Class to transcribe audio with a locally-downloaded Whisper model.

This service uses Faster Whisper to perform speech-to-text transcription on audio segments. It supports multiple languages and various model sizes.

Parameters:

model (str | Model) – The Whisper model to use for transcription. Can be a Model enum or string.
device (str) – The device to run inference on (‘cpu’, ‘cuda’, or ‘auto’).
compute_type (str) – The compute type for inference (‘default’, ‘int8’, ‘int8_float16’, etc.).
no_speech_prob (float) – Probability threshold for filtering out non-speech segments.
language (Language) – The default language for transcription.
**kwargs – Additional arguments passed to SegmentedSTTService.

_device: The device used for inference.

_compute_type: The compute type for inference.

_no_speech_prob: Threshold for non-speech filtering.

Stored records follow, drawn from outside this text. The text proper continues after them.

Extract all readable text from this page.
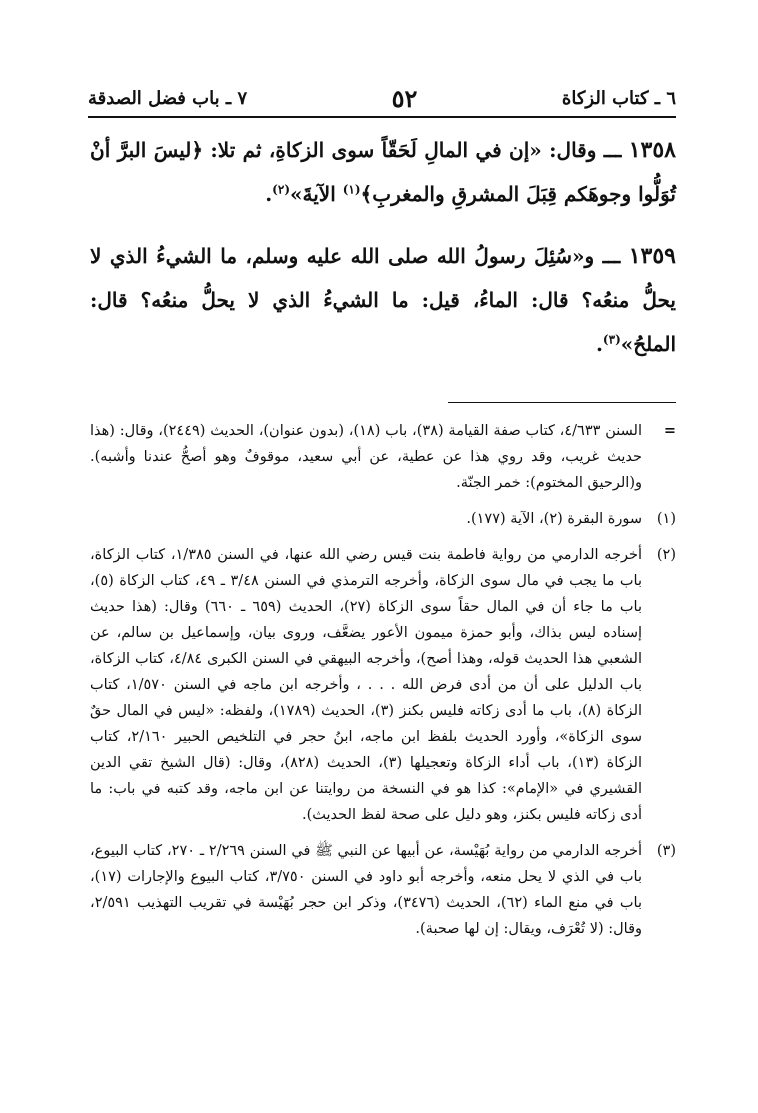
٦ ـ كتاب الزكاة
٥٢
٧ ـ باب فضل الصدقة

١٣٥٨ ـــ وقال: «إن في المالِ لَحَقّاً سوى الزكاةِ، ثم تلا: ﴿ليسَ البرَّ أنْ تُوَلُّوا وجوهَكم قِبَلَ المشرقِ والمغربِ﴾$^{(١)}$ الآيةَ»$^{(٢)}$.

١٣٥٩ ـــ و«سُئِلَ رسولُ الله صلى الله عليه وسلم، ما الشيءُ الذي لا يحلُّ منعُه؟ قال: الماءُ، قيل: ما الشيءُ الذي لا يحلُّ منعُه؟ قال: الملحُ»$^{(٣)}$.

=
السنن ٤/٦٣٣، كتاب صفة القيامة (٣٨)، باب (١٨)، (بدون عنوان)، الحديث (٢٤٤٩)، وقال: (هذا حديث غريب، وقد روي هذا عن عطية، عن أبي سعيد، موقوفٌ وهو أصحُّ عندنا وأشبه). و(الرحيق المختوم): خمر الجنّة.
(١)
سورة البقرة (٢)، الآية (١٧٧).
(٢)
أخرجه الدارمي من رواية فاطمة بنت قيس رضي الله عنها، في السنن ١/٣٨٥، كتاب الزكاة، باب ما يجب في مال سوى الزكاة، وأخرجه الترمذي في السنن ٣/٤٨ ـ ٤٩، كتاب الزكاة (٥)، باب ما جاء أن في المال حقاً سوى الزكاة (٢٧)، الحديث (٦٥٩ ـ ٦٦٠) وقال: (هذا حديث إسناده ليس بذاك، وأبو حمزة ميمون الأعور يضعَّف، وروى بيان، وإسماعيل بن سالم، عن الشعبي هذا الحديث قوله، وهذا أصح)، وأخرجه البيهقي في السنن الكبرى ٤/٨٤، كتاب الزكاة، باب الدليل على أن من أدى فرض الله . . . ، وأخرجه ابن ماجه في السنن ١/٥٧٠، كتاب الزكاة (٨)، باب ما أدى زكاته فليس بكنز (٣)، الحديث (١٧٨٩)، ولفظه: «ليس في المال حقٌ سوى الزكاة»، وأورد الحديث بلفظ ابن ماجه، ابنُ حجر في التلخيص الحبير ٢/١٦٠، كتاب الزكاة (١٣)، باب أداء الزكاة وتعجيلها (٣)، الحديث (٨٢٨)، وقال: (قال الشيخ تقي الدين القشيري في «الإمام»: كذا هو في النسخة من روايتنا عن ابن ماجه، وقد كتبه في باب: ما أدى زكاته فليس بكنز، وهو دليل على صحة لفظ الحديث).
(٣)
أخرجه الدارمي من رواية بُهَيْسة، عن أبيها عن النبي ﷺ في السنن ٢/٢٦٩ ـ ٢٧٠، كتاب البيوع، باب في الذي لا يحل منعه، وأخرجه أبو داود في السنن ٣/٧٥٠، كتاب البيوع والإجارات (١٧)، باب في منع الماء (٦٢)، الحديث (٣٤٧٦)، وذكر ابن حجر بُهَيْسة في تقريب التهذيب ٢/٥٩١، وقال: (لا تُعْرَف، ويقال: إن لها صحبة).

_model: The loaded Whisper model instance.

_settings: Dictionary containing service settings.

can_generate_metrics()[source]

Indicates whether this service can generate metrics.

Returns:: True, as this service supports metric generation.
Return type:: bool

language_to_service_language(language)[source]

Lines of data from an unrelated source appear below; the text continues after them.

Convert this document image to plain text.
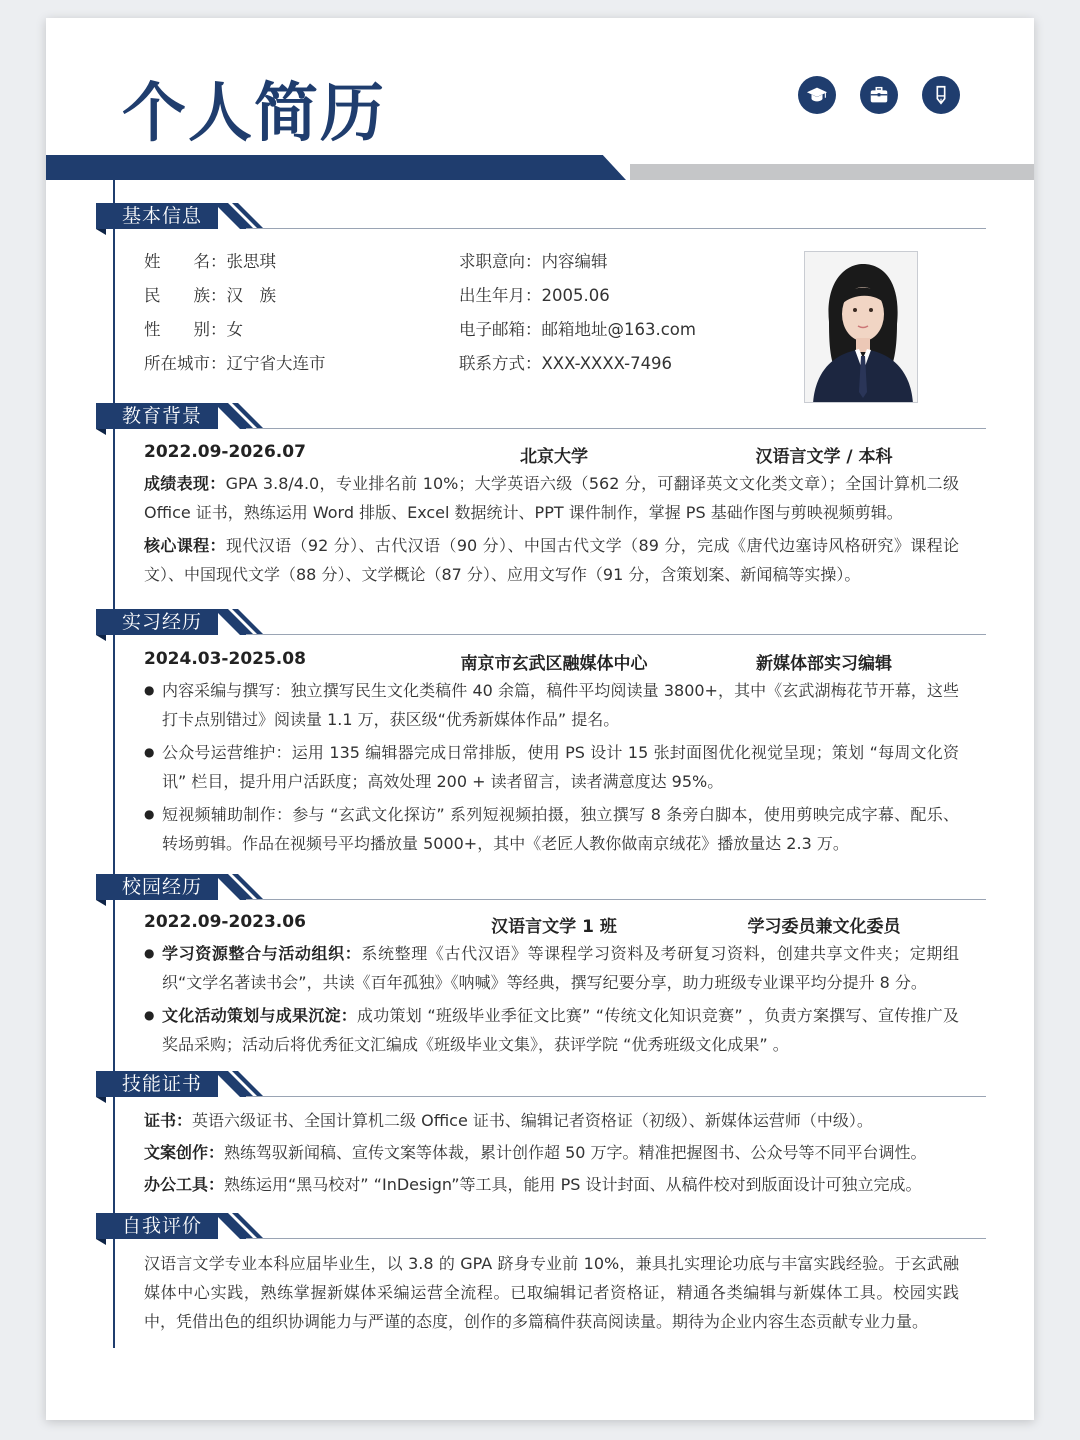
个人简历
基本信息
姓　　名：张思琪
民　　族：汉　族
性　　别：女
所在城市：辽宁省大连市
求职意向：内容编辑
出生年月：2005.06
电子邮箱：邮箱地址@163.com
联系方式：XXX-XXXX-7496
教育背景
2022.09-2026.07	北京大学	汉语言文学 / 本科
成绩表现：GPA 3.8/4.0，专业排名前 10%；大学英语六级（562 分，可翻译英文文化类文章）；全国计算机二级 Office 证书，熟练运用 Word 排版、Excel 数据统计、PPT 课件制作，掌握 PS 基础作图与剪映视频剪辑。
核心课程：现代汉语（92 分）、古代汉语（90 分）、中国古代文学（89 分，完成《唐代边塞诗风格研究》课程论文）、中国现代文学（88 分）、文学概论（87 分）、应用文写作（91 分，含策划案、新闻稿等实操）。
实习经历
2024.03-2025.08	南京市玄武区融媒体中心	新媒体部实习编辑
● 内容采编与撰写：独立撰写民生文化类稿件 40 余篇，稿件平均阅读量 3800+，其中《玄武湖梅花节开幕，这些打卡点别错过》阅读量 1.1 万，获区级“优秀新媒体作品” 提名。
● 公众号运营维护：运用 135 编辑器完成日常排版，使用 PS 设计 15 张封面图优化视觉呈现；策划 “每周文化资讯” 栏目，提升用户活跃度；高效处理 200 + 读者留言，读者满意度达 95%。
● 短视频辅助制作：参与 “玄武文化探访” 系列短视频拍摄，独立撰写 8 条旁白脚本，使用剪映完成字幕、配乐、转场剪辑。作品在视频号平均播放量 5000+，其中《老匠人教你做南京绒花》播放量达 2.3 万。
校园经历
2022.09-2023.06	汉语言文学 1 班	学习委员兼文化委员
● 学习资源整合与活动组织：系统整理《古代汉语》等课程学习资料及考研复习资料，创建共享文件夹；定期组织“文学名著读书会”，共读《百年孤独》《呐喊》等经典，撰写纪要分享，助力班级专业课平均分提升 8 分。
● 文化活动策划与成果沉淀：成功策划 “班级毕业季征文比赛” “传统文化知识竞赛” ，负责方案撰写、宣传推广及奖品采购；活动后将优秀征文汇编成《班级毕业文集》，获评学院 “优秀班级文化成果” 。
技能证书
证书：英语六级证书、全国计算机二级 Office 证书、编辑记者资格证（初级）、新媒体运营师（中级）。
文案创作：熟练驾驭新闻稿、宣传文案等体裁，累计创作超 50 万字。精准把握图书、公众号等不同平台调性。
办公工具：熟练运用“黑马校对” “InDesign”等工具，能用 PS 设计封面、从稿件校对到版面设计可独立完成。
自我评价
汉语言文学专业本科应届毕业生，以 3.8 的 GPA 跻身专业前 10%，兼具扎实理论功底与丰富实践经验。于玄武融媒体中心实践，熟练掌握新媒体采编运营全流程。已取编辑记者资格证，精通各类编辑与新媒体工具。校园实践中，凭借出色的组织协调能力与严谨的态度，创作的多篇稿件获高阅读量。期待为企业内容生态贡献专业力量。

Convert from pipecat Language to Whisper language code.

Parameters:: language (Language) – The Language enum value to convert.
Returns:: The corresponding Whisper language code, or None if not supported.
Return type:: str or None

async set_language(language)[source]

Set the language for transcription.

Parameters:: language (Language) – The Language enum value to use for transcription.

async run_stt(audio)[source]

Transcribes given audio using Whisper.

Parameters:

audio (bytes) – Raw audio bytes in 16-bit PCM format.

Yields:

Frame –

Either a TranscriptionFrame containing the transcribed text: or an ErrorFrame if transcription fails.

Return type:

AsyncGenerator[Frame, None]

Note

The audio is expected to be 16-bit signed PCM data. The service will normalize it to float32 in the range [-1, 1].

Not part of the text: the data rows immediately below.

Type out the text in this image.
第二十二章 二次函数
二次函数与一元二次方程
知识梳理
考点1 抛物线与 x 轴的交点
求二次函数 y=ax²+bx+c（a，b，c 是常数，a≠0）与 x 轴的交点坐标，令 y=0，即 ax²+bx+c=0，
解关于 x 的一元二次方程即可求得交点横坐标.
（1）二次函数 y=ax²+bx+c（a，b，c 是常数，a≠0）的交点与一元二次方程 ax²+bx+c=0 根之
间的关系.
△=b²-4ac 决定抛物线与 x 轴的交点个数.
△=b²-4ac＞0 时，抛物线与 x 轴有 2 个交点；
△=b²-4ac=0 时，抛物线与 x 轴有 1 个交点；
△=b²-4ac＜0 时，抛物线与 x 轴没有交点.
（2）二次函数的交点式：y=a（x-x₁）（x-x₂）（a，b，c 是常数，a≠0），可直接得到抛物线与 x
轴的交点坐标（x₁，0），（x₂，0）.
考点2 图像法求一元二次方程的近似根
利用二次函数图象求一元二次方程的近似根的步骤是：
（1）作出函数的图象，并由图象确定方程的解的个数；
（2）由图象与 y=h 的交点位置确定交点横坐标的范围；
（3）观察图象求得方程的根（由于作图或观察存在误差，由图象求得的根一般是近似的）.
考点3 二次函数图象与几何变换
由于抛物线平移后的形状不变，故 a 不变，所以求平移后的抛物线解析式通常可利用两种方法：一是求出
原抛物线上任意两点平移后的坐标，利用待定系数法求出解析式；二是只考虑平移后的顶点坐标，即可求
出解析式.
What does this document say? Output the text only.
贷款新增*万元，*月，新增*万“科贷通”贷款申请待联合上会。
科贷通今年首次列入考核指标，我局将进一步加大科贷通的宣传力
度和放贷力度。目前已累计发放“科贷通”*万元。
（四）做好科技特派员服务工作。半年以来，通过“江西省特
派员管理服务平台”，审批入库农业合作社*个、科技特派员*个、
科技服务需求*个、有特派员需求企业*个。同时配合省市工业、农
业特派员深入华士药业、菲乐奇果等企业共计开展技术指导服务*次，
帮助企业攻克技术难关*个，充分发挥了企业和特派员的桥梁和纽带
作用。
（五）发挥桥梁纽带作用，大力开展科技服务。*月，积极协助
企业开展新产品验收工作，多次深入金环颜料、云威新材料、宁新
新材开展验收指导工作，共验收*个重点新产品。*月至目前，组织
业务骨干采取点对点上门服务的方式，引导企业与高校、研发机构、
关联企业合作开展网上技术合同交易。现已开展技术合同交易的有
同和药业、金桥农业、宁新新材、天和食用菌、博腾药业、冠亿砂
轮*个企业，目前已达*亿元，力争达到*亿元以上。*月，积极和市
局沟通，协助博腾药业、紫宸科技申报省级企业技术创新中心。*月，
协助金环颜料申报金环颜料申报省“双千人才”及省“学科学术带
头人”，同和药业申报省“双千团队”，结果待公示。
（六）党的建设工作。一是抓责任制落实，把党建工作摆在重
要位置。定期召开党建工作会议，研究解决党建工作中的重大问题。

class pipecat.services.whisper.stt.WhisperSTTServiceMLX(*, model=MLXModel.TINY, no_speech_prob=0.6, language=Language.EN, temperature=0.0, **kwargs)[source]

Bases: WhisperSTTService

Subclass of WhisperSTTService with MLX Whisper model support.

This service uses MLX Whisper to perform speech-to-text transcription on audio segments. It’s optimized for Apple Silicon and supports multiple languages and quantizations.

Parameters:

model (str | MLXModel) – The MLX Whisper model to use for transcription. Can be an MLXModel enum or string.
no_speech_prob (float) – Probability threshold for filtering out non-speech segments.
language (Language) – The default language for transcription.
temperature (float) – Temperature for sampling. Can be a float or tuple of floats.
**kwargs – Additional arguments passed to SegmentedSTTService.

_no_speech_threshold: Threshold for non-speech filtering.

_temperature: Temperature for sampling.

_settings: Dictionary containing service settings.

async run_stt(audio)[source]

Transcribes given audio using MLX Whisper.

Parameters:

audio (bytes) – Raw audio bytes in 16-bit PCM format.

Yields:

Frame –

Either a TranscriptionFrame containing the transcribed text: or an ErrorFrame if transcription fails.

Return type:

AsyncGenerator[Frame, None]

Note

The audio is expected to be 16-bit signed PCM data. MLX Whisper will handle the conversion internally.